I've been putting off this review of Choosing Gratitude. Though I know the book speaks many truths, I am not prepared to choose gratitude each day...in each moment. For all things. Choosing Gratitude is exactly what I needed. I can be critical and full of complaints. Though I do try to speak carefully of other people, I still tend to complain about the situations about me. And really, it doesn't matter what I say and do...it's my heart that matters.
Nancy Leigh DeMoss is a gifted teacher of God's Word. This book spoke boldly to me, as did The Lies Women Believe and the Truth That Sets Them Free she wrote. Like many authors of the books that help me grow in my spiritual walk, Nancy is not cautious to speak Truth; nor is she above the sin she is discussing. She included a lengthy afterward called "A Personal PS: For those who feel, 'I just can't give thanks in all things!'" In it, she spoke directly of her own admission-while writing this book- of the gap between her own heart and the content of the book.
Choosing Gratitude has reiterated some of my pastor's teachings about the way we ought to live. Repeatedly, he testifies to the fact that we are greatly blessed and we need to give our gratitude to God for the way he lavishly gives us grace. God doesn't just want our obedience. He wants us to be doing grateful things because we have a truly grateful heart.
"The beauty of Christian gratitude is that one little act of thanksgiving on our part-when directed toward or inspired by its rightful Recipient-can bound and rebound from one end of the kingdom to the other, not only blessing God, not only benefiting us, but even lodging itself in places and in people where God's love might never have been received any other way." ~ p. 39
In the chapter "No Thanks," conviction took me by surprise. I don't typically think that I compare myself to others, but she brought out the danger of focusing on myself.
"It is every bit as dangerous and deceptive for us to focus on the many sacrifices we're making, the hard work we're performing, the extra hours we're putting in, comparing our level of labor and commitment with what others are investing. Any time our focus is on ourselves-even if it's on the good things we're doing, it keeps us from being grateful for what others are contributing. We lose our appreciation for our spouse, children, friends, and coworkers when we constantly view them through our own shadow." ~ p. 56
The chapter "Not Without Sacrifice" discusses the heartaches and challenges that we often experience. The true blessing of these challenges, whatever they may be, is they make us need God. God still provides us with the choice of whining or honoring him.

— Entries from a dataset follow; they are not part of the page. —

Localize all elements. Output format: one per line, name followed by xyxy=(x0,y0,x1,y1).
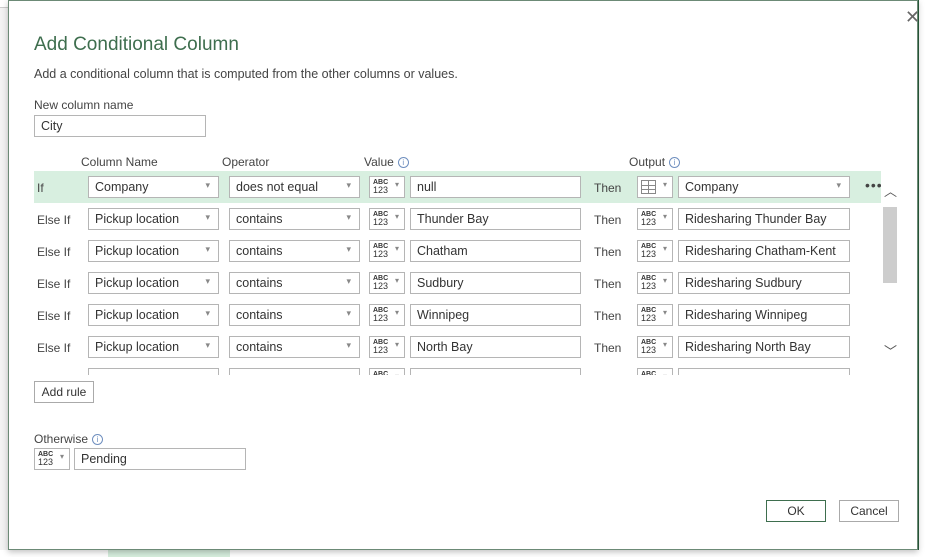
output-type-dropdown[interactable]: ▾ xyxy=(637,176,673,198)
output-type-dropdown[interactable]: ABC123▾ xyxy=(637,368,673,375)
value-type-dropdown[interactable]: ABC123▾ xyxy=(369,304,405,326)
then-label: Then xyxy=(594,309,622,323)
header-column-name: Column Name xyxy=(81,155,158,169)
value-type-dropdown[interactable]: ABC123▾ xyxy=(369,240,405,262)
column-name-dropdown[interactable] xyxy=(88,368,219,375)
rule-label: Else If xyxy=(37,213,71,227)
rule-row: ABC123▾ ABC123▾ xyxy=(34,363,899,375)
rule-label: Else If xyxy=(37,341,71,355)
value-input[interactable] xyxy=(410,368,581,375)
output-type-dropdown[interactable]: ABC123▾ xyxy=(637,208,673,230)
value-type-dropdown[interactable]: ABC123▾ xyxy=(369,272,405,294)
output-type-dropdown[interactable]: ABC123▾ xyxy=(637,272,673,294)
output-input[interactable]: Ridesharing Winnipeg xyxy=(678,304,850,326)
background-grid xyxy=(0,550,935,557)
output-input[interactable]: Ridesharing Thunder Bay xyxy=(678,208,850,230)
output-type-dropdown[interactable]: ABC123▾ xyxy=(637,240,673,262)
rule-row: Else IfPickup locationcontainsABC123▾Nor… xyxy=(34,331,899,363)
header-operator: Operator xyxy=(222,155,270,169)
column-name-dropdown[interactable]: Pickup location xyxy=(88,272,219,294)
then-label: Then xyxy=(594,277,622,291)
rule-row: Else IfPickup locationcontainsABC123▾Cha… xyxy=(34,235,899,267)
operator-dropdown[interactable]: contains xyxy=(229,336,360,358)
then-label: Then xyxy=(594,341,622,355)
rule-row: Else IfPickup locationcontainsABC123▾Sud… xyxy=(34,267,899,299)
new-column-label: New column name xyxy=(34,98,134,112)
rule-row: Else IfPickup locationcontainsABC123▾Win… xyxy=(34,299,899,331)
dialog-description: Add a conditional column that is compute… xyxy=(34,67,458,81)
output-input[interactable] xyxy=(678,368,850,375)
value-type-dropdown[interactable]: ABC123▾ xyxy=(369,368,405,375)
header-output: Output i xyxy=(629,155,681,169)
rule-label: Else If xyxy=(37,245,71,259)
operator-dropdown[interactable]: contains xyxy=(229,272,360,294)
dialog-title: Add Conditional Column xyxy=(34,34,239,55)
otherwise-type-dropdown[interactable]: ABC 123 ▾ xyxy=(34,448,70,470)
value-input[interactable]: null xyxy=(410,176,581,198)
value-type-dropdown[interactable]: ABC123▾ xyxy=(369,208,405,230)
value-type-dropdown[interactable]: ABC123▾ xyxy=(369,176,405,198)
rule-row: Else IfPickup locationcontainsABC123▾Thu… xyxy=(34,203,899,235)
header-output-text: Output xyxy=(629,155,666,169)
new-column-name-input[interactable]: City xyxy=(34,115,206,137)
add-conditional-column-dialog: ✕ Add Conditional Column Add a condition… xyxy=(8,0,920,550)
value-input[interactable]: Sudbury xyxy=(410,272,581,294)
operator-dropdown[interactable]: contains xyxy=(229,240,360,262)
rule-row: IfCompanydoes not equalABC123▾nullThen▾C… xyxy=(34,171,899,203)
rule-label: If xyxy=(37,181,44,195)
scrollbar-thumb[interactable] xyxy=(883,207,897,283)
rules-scrollbar[interactable]: ︿ ﹀ xyxy=(881,171,899,375)
output-input[interactable]: Ridesharing Sudbury xyxy=(678,272,850,294)
output-input[interactable]: Ridesharing North Bay xyxy=(678,336,850,358)
scroll-up-icon[interactable]: ︿ xyxy=(884,181,897,200)
add-rule-button[interactable]: Add rule xyxy=(34,381,94,403)
header-value-text: Value xyxy=(364,155,394,169)
rule-label: Else If xyxy=(37,309,71,323)
background-sheet xyxy=(917,0,935,557)
output-input[interactable]: Ridesharing Chatham-Kent xyxy=(678,240,850,262)
ok-button[interactable]: OK xyxy=(766,500,826,522)
column-name-dropdown[interactable]: Pickup location xyxy=(88,304,219,326)
value-input[interactable]: North Bay xyxy=(410,336,581,358)
output-type-dropdown[interactable]: ABC123▾ xyxy=(637,336,673,358)
info-icon[interactable]: i xyxy=(92,434,104,446)
column-name-dropdown[interactable]: Pickup location xyxy=(88,208,219,230)
cancel-button[interactable]: Cancel xyxy=(839,500,899,522)
info-icon[interactable]: i xyxy=(669,157,681,169)
output-type-dropdown[interactable]: ABC123▾ xyxy=(637,304,673,326)
otherwise-label: Otherwise i xyxy=(34,432,104,446)
rules-list: IfCompanydoes not equalABC123▾nullThen▾C… xyxy=(34,171,899,375)
then-label: Then xyxy=(594,245,622,259)
column-name-dropdown[interactable]: Pickup location xyxy=(88,240,219,262)
value-type-dropdown[interactable]: ABC123▾ xyxy=(369,336,405,358)
scroll-down-icon[interactable]: ﹀ xyxy=(884,341,897,360)
operator-dropdown[interactable]: contains xyxy=(229,304,360,326)
then-label: Then xyxy=(594,181,622,195)
close-icon[interactable]: ✕ xyxy=(905,7,920,28)
otherwise-label-text: Otherwise xyxy=(34,432,89,446)
column-name-dropdown[interactable]: Company xyxy=(88,176,219,198)
value-input[interactable]: Winnipeg xyxy=(410,304,581,326)
header-value: Value i xyxy=(364,155,409,169)
then-label: Then xyxy=(594,213,622,227)
operator-dropdown[interactable]: contains xyxy=(229,208,360,230)
otherwise-value-input[interactable]: Pending xyxy=(74,448,246,470)
rule-label: Else If xyxy=(37,277,71,291)
output-input[interactable]: Company xyxy=(678,176,850,198)
operator-dropdown[interactable] xyxy=(229,368,360,375)
info-icon[interactable]: i xyxy=(397,157,409,169)
value-input[interactable]: Chatham xyxy=(410,240,581,262)
value-input[interactable]: Thunder Bay xyxy=(410,208,581,230)
table-icon xyxy=(641,180,656,194)
column-name-dropdown[interactable]: Pickup location xyxy=(88,336,219,358)
operator-dropdown[interactable]: does not equal xyxy=(229,176,360,198)
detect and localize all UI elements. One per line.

"The choice before you and me today is: Do we only give glory to God for the part of our life that's going the way we want? Or do we worship Him, trust Him, and give Him thanks, just because He is God-regardless of the dark, painful, incomprehensible places we encounter on our journey?" ~ p. 139
Those are difficult words to hear in the midst of our darkest days. But it's true. It is a choice. We will sacrifice either way. Is it really worth it to choose bitterness and complaining, to choose a gloomy disposition while dragging ourselves through the dark days? Does it improve the pain? Instead, I would rather not withdraw from God and remain in His presence during those dark days, though it will be a sacrifice.
If we are whining (aloud or in our hearts) then we are not worshiping God. He gives us grace every day, and in every way. Let's be thankful for it!
I highly recommend Choosing Gratitude. I have completed the core of the book and am now working through the 30-Day Devotional that is included in the back of the book. (So nice that it is not a separate purchase!)
Thank you, Moody Publishers, for providing this book for review purposes.